Oh, and by the way, whatever you two can contribute this season is simply bonus since you guys have already helped us shed an albatross of a contract.
In the wake of Vernon Wells’ departure to Anaheim in exchange for Napoli and Rivera, let’s be clear on what this deal means: the two newcomers will get their chance to contribute, sure, but this was Alex Anthopoulos using the Angels’ vulnerability and Wells’ bounce back 2010 to unload baseball’s worst contract.
Anaheim had already missed out on making a free agent splash, as Carl Crawford (Red Sox) and Adrian Beltre (Rangers) opted to sign elsewhere, and were undoubtedly eager to add someone with bigger name value than Scott Downs. Meanwhile, Anthopoulos was already viewing this as a transition year and likely had always intended to shop Wells once the free agent market died down.
Now, while even though this may sound like an insensitive portrayal of Wells as being no more than a hefty contract for the club to wash their hands of, he will undeniably be missed in Toronto. His 12 years as a Jay saw him grow into a clubhouse and community leader, a guy who played hard, had talent and could only be faulted for signing the big money contract offered to him.

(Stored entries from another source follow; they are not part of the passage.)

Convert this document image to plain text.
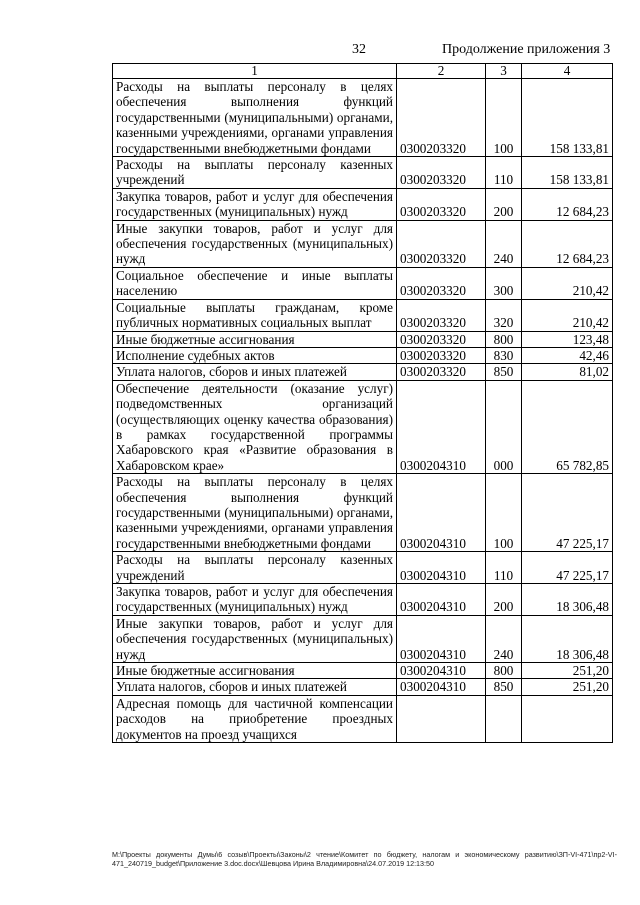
32	Продолжение приложения 3
1	2	3	4
Расходы на выплаты персоналу в целях обеспечения выполнения функций государственными (муниципальными) органами, казенными учреждениями, органами управления государственными внебюджетными фондами	0300203320	100	158 133,81
Расходы на выплаты персоналу казенных учреждений	0300203320	110	158 133,81
Закупка товаров, работ и услуг для обеспечения государственных (муниципальных) нужд	0300203320	200	12 684,23
Иные закупки товаров, работ и услуг для обеспечения государственных (муниципальных) нужд	0300203320	240	12 684,23
Социальное обеспечение и иные выплаты населению	0300203320	300	210,42
Социальные выплаты гражданам, кроме публичных нормативных социальных выплат	0300203320	320	210,42
Иные бюджетные ассигнования	0300203320	800	123,48
Исполнение судебных актов	0300203320	830	42,46
Уплата налогов, сборов и иных платежей	0300203320	850	81,02
Обеспечение деятельности (оказание услуг) подведомственных организаций (осуществляющих оценку качества образования) в рамках государственной программы Хабаровского края «Развитие образования в Хабаровском крае»	0300204310	000	65 782,85
Расходы на выплаты персоналу в целях обеспечения выполнения функций государственными (муниципальными) органами, казенными учреждениями, органами управления государственными внебюджетными фондами	0300204310	100	47 225,17
Расходы на выплаты персоналу казенных учреждений	0300204310	110	47 225,17
Закупка товаров, работ и услуг для обеспечения государственных (муниципальных) нужд	0300204310	200	18 306,48
Иные закупки товаров, работ и услуг для обеспечения государственных (муниципальных) нужд	0300204310	240	18 306,48
Иные бюджетные ассигнования	0300204310	800	251,20
Уплата налогов, сборов и иных платежей	0300204310	850	251,20
Адресная помощь для частичной компенсации расходов на приобретение проездных документов на проезд учащихся			
М:\Проекты документы Думы\6 созыв\Проекты\Законы\2 чтение\Комитет по бюджету, налогам и экономическому развитию\ЗП-VI-471\пр2-VI-471_240719_budget\Приложение 3.doc.docx\Шевцова Ирина Владимировна\24.07.2019 12:13:50
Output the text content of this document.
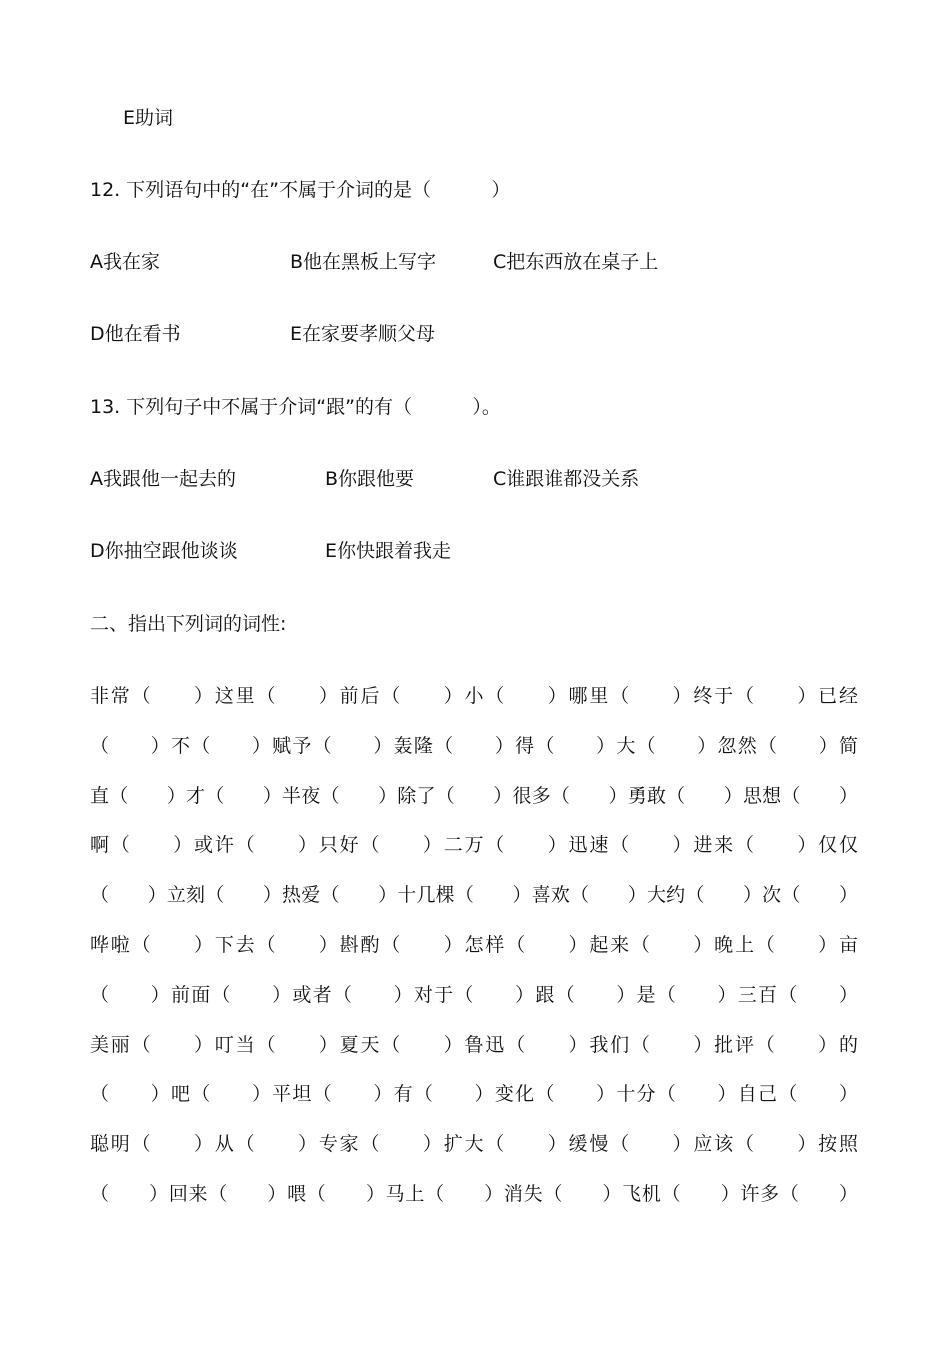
E助词
12. 下列语句中的“在”不属于介词的是（          ）
A我在家	B他在黑板上写字	C把东西放在桌子上
D他在看书	E在家要孝顺父母
13. 下列句子中不属于介词“跟”的有（          ）。
A我跟他一起去的	B你跟他要	C谁跟谁都没关系
D你抽空跟他谈谈	E你快跟着我走
二、指出下列词的词性:
非常（　　）这里（　　）前后（　　）小（　　）哪里（　　）终于（　　）已经
（　　）不（　　）赋予（　　）轰隆（　　）得（　　）大（　　）忽然（　　）简
直（　　）才（　　）半夜（　　）除了（　　）很多（　　）勇敢（　　）思想（　　）
啊（　　）或许（　　）只好（　　）二万（　　）迅速（　　）进来（　　）仅仅
（　　）立刻（　　）热爱（　　）十几棵（　　）喜欢（　　）大约（　　）次（　　）
哗啦（　　）下去（　　）斟酌（　　）怎样（　　）起来（　　）晚上（　　）亩
（　　）前面（　　）或者（　　）对于（　　）跟（　　）是（　　）三百（　　）
美丽（　　）叮当（　　）夏天（　　）鲁迅（　　）我们（　　）批评（　　）的
（　　）吧（　　）平坦（　　）有（　　）变化（　　）十分（　　）自己（　　）
聪明（　　）从（　　）专家（　　）扩大（　　）缓慢（　　）应该（　　）按照
（　　）回来（　　）喂（　　）马上（　　）消失（　　）飞机（　　）许多（　　）
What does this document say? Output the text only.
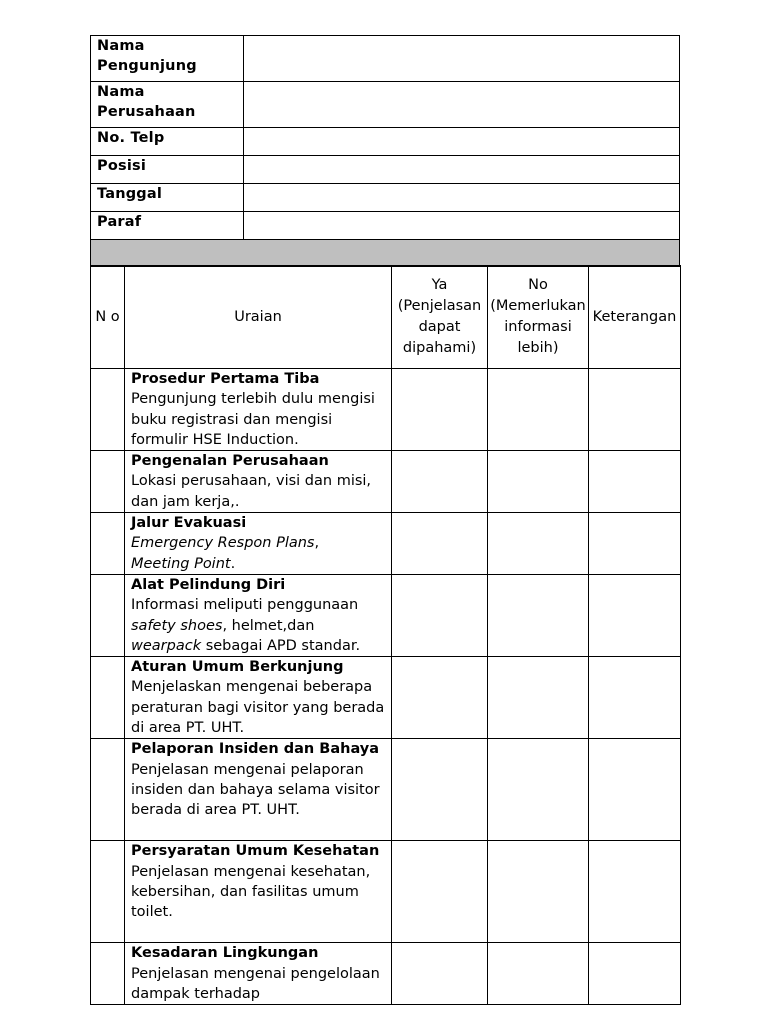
Nama Pengunjung	
Nama Perusahaan	
No. Telp	
Posisi	
Tanggal	
Paraf	

N o	Uraian	Ya (Penjelasan dapat dipahami)	No (Memerlukan informasi lebih)	Keterangan

	Prosedur Pertama Tiba
Pengunjung terlebih dulu mengisi buku registrasi dan mengisi formulir HSE Induction.			

	Pengenalan Perusahaan
Lokasi perusahaan, visi dan misi, dan jam kerja,.			

	Jalur Evakuasi
Emergency Respon Plans,
Meeting Point.			

	Alat Pelindung Diri
Informasi meliputi penggunaan
safety shoes, helmet,dan
wearpack sebagai APD standar.			

	Aturan Umum Berkunjung
Menjelaskan mengenai beberapa peraturan bagi visitor yang berada di area PT. UHT.			

	Pelaporan Insiden dan Bahaya
Penjelasan mengenai pelaporan insiden dan bahaya selama visitor berada di area PT. UHT.			

	Persyaratan Umum Kesehatan
Penjelasan mengenai kesehatan, kebersihan, dan fasilitas umum toilet.			

	Kesadaran Lingkungan
Penjelasan mengenai pengelolaan dampak terhadap			
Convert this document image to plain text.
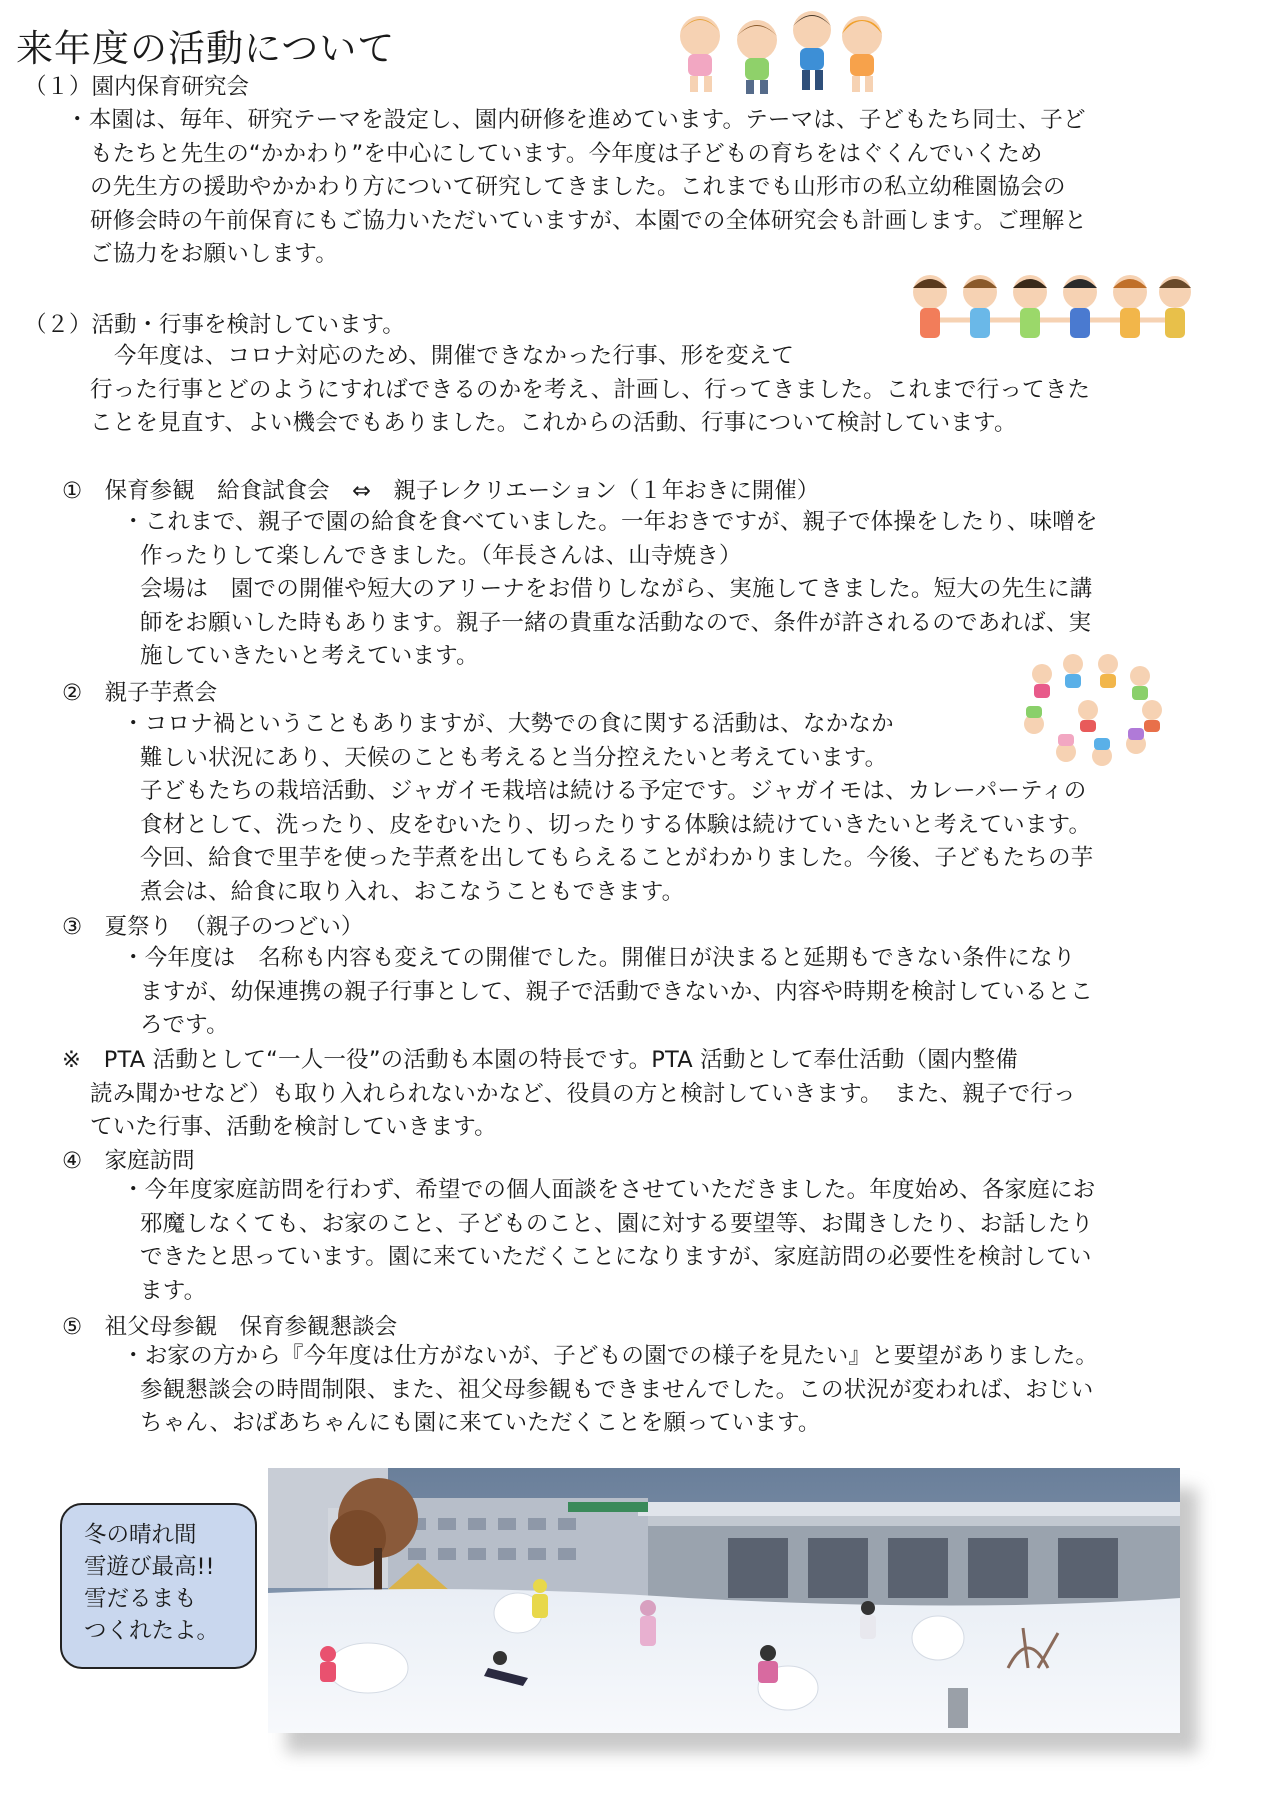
来年度の活動について
（１）園内保育研究会
・本園は、毎年、研究テーマを設定し、園内研修を進めています。テーマは、子どもたち同士、子ど
もたちと先生の“かかわり”を中心にしています。今年度は子どもの育ちをはぐくんでいくため
の先生方の援助やかかわり方について研究してきました。これまでも山形市の私立幼稚園協会の
研修会時の午前保育にもご協力いただいていますが、本園での全体研究会も計画します。ご理解と
ご協力をお願いします。
（２）活動・行事を検討しています。
今年度は、コロナ対応のため、開催できなかった行事、形を変えて
行った行事とどのようにすればできるのかを考え、計画し、行ってきました。これまで行ってきた
ことを見直す、よい機会でもありました。これからの活動、行事について検討しています。
①　保育参観　給食試食会　⇔　親子レクリエーション（１年おきに開催）
・これまで、親子で園の給食を食べていました。一年おきですが、親子で体操をしたり、味噌を
作ったりして楽しんできました。（年長さんは、山寺焼き）
会場は　園での開催や短大のアリーナをお借りしながら、実施してきました。短大の先生に講
師をお願いした時もあります。親子一緒の貴重な活動なので、条件が許されるのであれば、実
施していきたいと考えています。
②　親子芋煮会
・コロナ禍ということもありますが、大勢での食に関する活動は、なかなか
難しい状況にあり、天候のことも考えると当分控えたいと考えています。
子どもたちの栽培活動、ジャガイモ栽培は続ける予定です。ジャガイモは、カレーパーティの
食材として、洗ったり、皮をむいたり、切ったりする体験は続けていきたいと考えています。
今回、給食で里芋を使った芋煮を出してもらえることがわかりました。今後、子どもたちの芋
煮会は、給食に取り入れ、おこなうこともできます。
③　夏祭り　（親子のつどい）
・今年度は　名称も内容も変えての開催でした。開催日が決まると延期もできない条件になり
ますが、幼保連携の親子行事として、親子で活動できないか、内容や時期を検討しているとこ
ろです。
※　PTA 活動として“一人一役”の活動も本園の特長です。PTA 活動として奉仕活動（園内整備
読み聞かせなど）も取り入れられないかなど、役員の方と検討していきます。　また、親子で行っ
ていた行事、活動を検討していきます。
④　家庭訪問
・今年度家庭訪問を行わず、希望での個人面談をさせていただきました。年度始め、各家庭にお
邪魔しなくても、お家のこと、子どものこと、園に対する要望等、お聞きしたり、お話したり
できたと思っています。園に来ていただくことになりますが、家庭訪問の必要性を検討してい
ます。
⑤　祖父母参観　保育参観懇談会
・お家の方から『今年度は仕方がないが、子どもの園での様子を見たい』と要望がありました。
参観懇談会の時間制限、また、祖父母参観もできませんでした。この状況が変われば、おじい
ちゃん、おばあちゃんにも園に来ていただくことを願っています。
冬の晴れ間
雪遊び最高!!
雪だるまも
つくれたよ。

The three-time All-Star will be difficult to replace defensively in centre field and even tougher to replace as a leading locker room voice. Remember, the pitching staff has already lost their previous veteran leader in Shaun Marcum and there have already been reports of a growing divide between the Latino and American players in the Blue Jays clubhouse. Jose Bautista and Ricky Romero are likely to step into the ‘face of the franchise’ roles, but neither have shown leadership traits. Perhaps the responsibility falls to Aaron Hill, now the second-longest serving Blue Jays behind Jason Frasor, but even he will need to come back from a brutal 2010 to be taken seriously.
As for Napoli and Rivera (Rivera only being included in the deal according to some reports), look for both to have significant roles this season, with Napoli the likelier of the two to hang in for the long haul. Neither Napoli (29) nor Rivera (32) is particularly young, but Napoli brings precious versatility as a guy who can catch, play first and DH, while Rivera saw a major drop in his numbers from the 2009 to 2010 season. He is, however, a tremendous contact hitter and is regularly among the league leaders in fewest strikeouts per plate appearance.
Contract-wise, Napoli is arbitration-eligible and should get about $4 million a season, while Rivera will be a free agent following this season and could gain Type B status (Jays get a sandwich pick) if his numbers don’t plummet.
All in all, this deal bids farewell to a player who held a meaningful connection to the franchise, but also offers the Jays financial flexibility as they prepare for the influx of talented prospects on what is, hopefully, the rise back into contention.